Don’t Set Yourself Up for Heart Disease

What do you think when you hear the words “heart disease”? It should make you think of a condition that is the number #1 killer of women and even more deadly for African American women.  Heart disease is general term that’s used to describe any heart condition.  It includes heart attack, heart failure, coronary artery disease (CAD), congenital heart disease, and several other conditions.

Coronary artery disease (CAD) is the most common form of heart disease.  It occurs when the arteries begin to narrow as a result of cholesterol-containing deposits or plague that builds up over time. When this happens, the blood flow to the heart is restricted and eventually it may cause chest pain or shortness of breath.

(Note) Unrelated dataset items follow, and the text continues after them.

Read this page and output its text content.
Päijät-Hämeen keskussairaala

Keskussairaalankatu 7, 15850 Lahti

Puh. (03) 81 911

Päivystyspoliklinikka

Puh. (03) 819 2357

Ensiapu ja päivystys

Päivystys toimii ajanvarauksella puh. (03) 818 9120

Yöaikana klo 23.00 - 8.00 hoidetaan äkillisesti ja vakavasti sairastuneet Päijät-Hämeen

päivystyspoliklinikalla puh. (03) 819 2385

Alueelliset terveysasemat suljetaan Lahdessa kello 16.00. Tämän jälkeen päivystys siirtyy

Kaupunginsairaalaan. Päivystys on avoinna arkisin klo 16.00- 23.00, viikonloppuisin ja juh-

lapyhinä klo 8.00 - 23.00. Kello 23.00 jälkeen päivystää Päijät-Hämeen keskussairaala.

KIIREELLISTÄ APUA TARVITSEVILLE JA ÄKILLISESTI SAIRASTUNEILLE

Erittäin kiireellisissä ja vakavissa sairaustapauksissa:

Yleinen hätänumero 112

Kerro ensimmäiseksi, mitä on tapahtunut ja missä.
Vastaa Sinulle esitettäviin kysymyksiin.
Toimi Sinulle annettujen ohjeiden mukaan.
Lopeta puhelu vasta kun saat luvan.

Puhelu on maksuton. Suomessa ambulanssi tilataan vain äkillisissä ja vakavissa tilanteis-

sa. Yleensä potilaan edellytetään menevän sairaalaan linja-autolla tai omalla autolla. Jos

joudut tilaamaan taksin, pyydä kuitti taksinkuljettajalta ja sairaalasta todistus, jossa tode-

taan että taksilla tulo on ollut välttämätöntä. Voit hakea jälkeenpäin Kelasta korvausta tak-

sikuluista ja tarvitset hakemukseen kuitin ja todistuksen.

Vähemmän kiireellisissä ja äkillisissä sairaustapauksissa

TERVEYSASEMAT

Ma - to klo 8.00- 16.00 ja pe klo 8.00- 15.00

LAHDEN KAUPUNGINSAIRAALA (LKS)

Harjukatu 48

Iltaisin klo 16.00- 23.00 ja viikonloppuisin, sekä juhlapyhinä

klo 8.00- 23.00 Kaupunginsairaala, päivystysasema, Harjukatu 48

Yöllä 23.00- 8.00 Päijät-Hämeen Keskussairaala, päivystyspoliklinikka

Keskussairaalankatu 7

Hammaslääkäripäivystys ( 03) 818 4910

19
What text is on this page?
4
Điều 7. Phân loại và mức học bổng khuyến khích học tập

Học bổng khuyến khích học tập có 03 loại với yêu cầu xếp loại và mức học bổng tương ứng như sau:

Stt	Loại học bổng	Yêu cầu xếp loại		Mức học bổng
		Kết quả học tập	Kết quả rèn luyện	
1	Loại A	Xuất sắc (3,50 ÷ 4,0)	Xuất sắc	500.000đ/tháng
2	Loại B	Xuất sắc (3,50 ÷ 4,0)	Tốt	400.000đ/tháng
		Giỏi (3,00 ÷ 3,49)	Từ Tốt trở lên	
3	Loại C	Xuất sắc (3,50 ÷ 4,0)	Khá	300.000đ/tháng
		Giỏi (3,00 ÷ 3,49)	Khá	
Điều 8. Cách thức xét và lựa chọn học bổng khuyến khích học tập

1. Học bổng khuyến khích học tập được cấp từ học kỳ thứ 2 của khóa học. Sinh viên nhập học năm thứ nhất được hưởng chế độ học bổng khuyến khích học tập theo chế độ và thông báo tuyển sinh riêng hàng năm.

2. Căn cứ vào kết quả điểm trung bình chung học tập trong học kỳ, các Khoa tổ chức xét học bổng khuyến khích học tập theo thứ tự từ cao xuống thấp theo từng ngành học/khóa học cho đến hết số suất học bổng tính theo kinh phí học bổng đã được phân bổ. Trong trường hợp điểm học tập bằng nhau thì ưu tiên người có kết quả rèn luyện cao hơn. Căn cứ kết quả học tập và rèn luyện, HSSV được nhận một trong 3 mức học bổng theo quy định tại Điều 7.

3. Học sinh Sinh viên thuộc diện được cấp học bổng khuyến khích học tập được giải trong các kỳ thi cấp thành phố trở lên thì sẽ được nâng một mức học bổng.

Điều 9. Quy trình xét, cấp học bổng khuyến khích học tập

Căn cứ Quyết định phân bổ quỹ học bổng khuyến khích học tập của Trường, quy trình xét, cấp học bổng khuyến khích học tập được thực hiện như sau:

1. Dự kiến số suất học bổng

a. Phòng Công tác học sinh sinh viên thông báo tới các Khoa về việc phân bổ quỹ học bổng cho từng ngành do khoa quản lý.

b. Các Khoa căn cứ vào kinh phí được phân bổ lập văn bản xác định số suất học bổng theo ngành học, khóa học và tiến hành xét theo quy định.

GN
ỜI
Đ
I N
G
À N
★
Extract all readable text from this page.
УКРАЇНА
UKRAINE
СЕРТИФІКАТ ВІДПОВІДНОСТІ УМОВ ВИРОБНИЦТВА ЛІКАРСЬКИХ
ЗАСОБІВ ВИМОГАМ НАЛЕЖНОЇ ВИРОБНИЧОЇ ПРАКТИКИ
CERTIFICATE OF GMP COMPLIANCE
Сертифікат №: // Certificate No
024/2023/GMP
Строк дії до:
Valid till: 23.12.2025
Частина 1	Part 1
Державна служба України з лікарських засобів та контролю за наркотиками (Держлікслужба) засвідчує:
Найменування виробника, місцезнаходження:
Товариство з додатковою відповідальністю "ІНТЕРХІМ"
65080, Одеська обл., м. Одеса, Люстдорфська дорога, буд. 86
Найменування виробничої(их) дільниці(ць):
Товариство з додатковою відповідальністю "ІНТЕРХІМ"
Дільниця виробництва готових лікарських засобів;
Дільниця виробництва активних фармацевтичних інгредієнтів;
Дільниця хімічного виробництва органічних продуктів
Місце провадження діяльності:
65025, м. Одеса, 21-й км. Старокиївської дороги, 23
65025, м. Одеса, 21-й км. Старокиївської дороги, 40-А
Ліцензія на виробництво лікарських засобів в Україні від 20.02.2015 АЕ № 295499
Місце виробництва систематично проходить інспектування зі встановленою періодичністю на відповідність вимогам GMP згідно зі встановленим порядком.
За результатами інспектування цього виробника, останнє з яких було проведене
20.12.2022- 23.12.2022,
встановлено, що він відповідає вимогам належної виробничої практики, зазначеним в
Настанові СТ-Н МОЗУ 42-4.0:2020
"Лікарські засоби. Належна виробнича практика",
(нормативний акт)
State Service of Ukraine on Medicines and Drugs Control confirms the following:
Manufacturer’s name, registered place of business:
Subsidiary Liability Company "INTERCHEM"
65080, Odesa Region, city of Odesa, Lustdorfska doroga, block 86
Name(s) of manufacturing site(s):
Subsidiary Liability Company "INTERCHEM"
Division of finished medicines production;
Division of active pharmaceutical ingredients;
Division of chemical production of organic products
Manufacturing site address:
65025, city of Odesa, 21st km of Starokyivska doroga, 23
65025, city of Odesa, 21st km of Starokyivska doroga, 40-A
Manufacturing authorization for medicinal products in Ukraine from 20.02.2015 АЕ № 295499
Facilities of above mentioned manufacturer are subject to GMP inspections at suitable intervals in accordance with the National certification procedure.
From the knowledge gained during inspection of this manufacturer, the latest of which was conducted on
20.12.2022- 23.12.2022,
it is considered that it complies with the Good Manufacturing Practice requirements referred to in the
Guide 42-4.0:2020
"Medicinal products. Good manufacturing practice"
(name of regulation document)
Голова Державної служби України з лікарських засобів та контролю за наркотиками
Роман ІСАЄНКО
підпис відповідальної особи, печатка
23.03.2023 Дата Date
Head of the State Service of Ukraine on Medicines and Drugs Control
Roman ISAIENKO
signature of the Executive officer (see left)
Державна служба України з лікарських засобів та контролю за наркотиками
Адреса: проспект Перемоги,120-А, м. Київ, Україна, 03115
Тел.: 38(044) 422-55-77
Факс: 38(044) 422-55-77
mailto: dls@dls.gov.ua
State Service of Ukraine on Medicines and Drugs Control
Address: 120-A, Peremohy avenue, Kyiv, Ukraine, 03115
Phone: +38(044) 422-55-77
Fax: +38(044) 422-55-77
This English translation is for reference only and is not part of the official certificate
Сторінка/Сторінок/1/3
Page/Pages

A complete blockage can cause a heart attack.  The blood flow that brings oxygen to the heart muscle is severely reduced or cut off completely.  For men, the sign of a heart attack is chest pressure (like an elephant sitting across the chest), but women often experience different symptoms.  A woman’s heart attack can some with shortness of breath, pressure or pain in the lower chest or upper abdomen, dizziness, lightheadedness or fainting, upper back pressure or extreme fatigue.  Too often these signs go undetected or misdiagnosed.

There are risk factors that increase a woman’s chance for having heart disease.  Some factors are out of your control, such as family history, but some are within your control.

If you have or had close family members (parents, grandparents or siblings) with heart disease, it increases your chances of having it too.  You’re also more at risk if you’re post-menopause because your body no longer produces estrogen.

You can reduce your chance of heart disease by stop smoking, reduce high blood pressure (almost 40% of black women have high blood pressure), reduce high cholesterol, control diabetes, lose weight, and exercise.

Don’t set yourself up for heart disease.  To protect yourself, see your doctor, reduce your risk factors, and know the signs to watch for.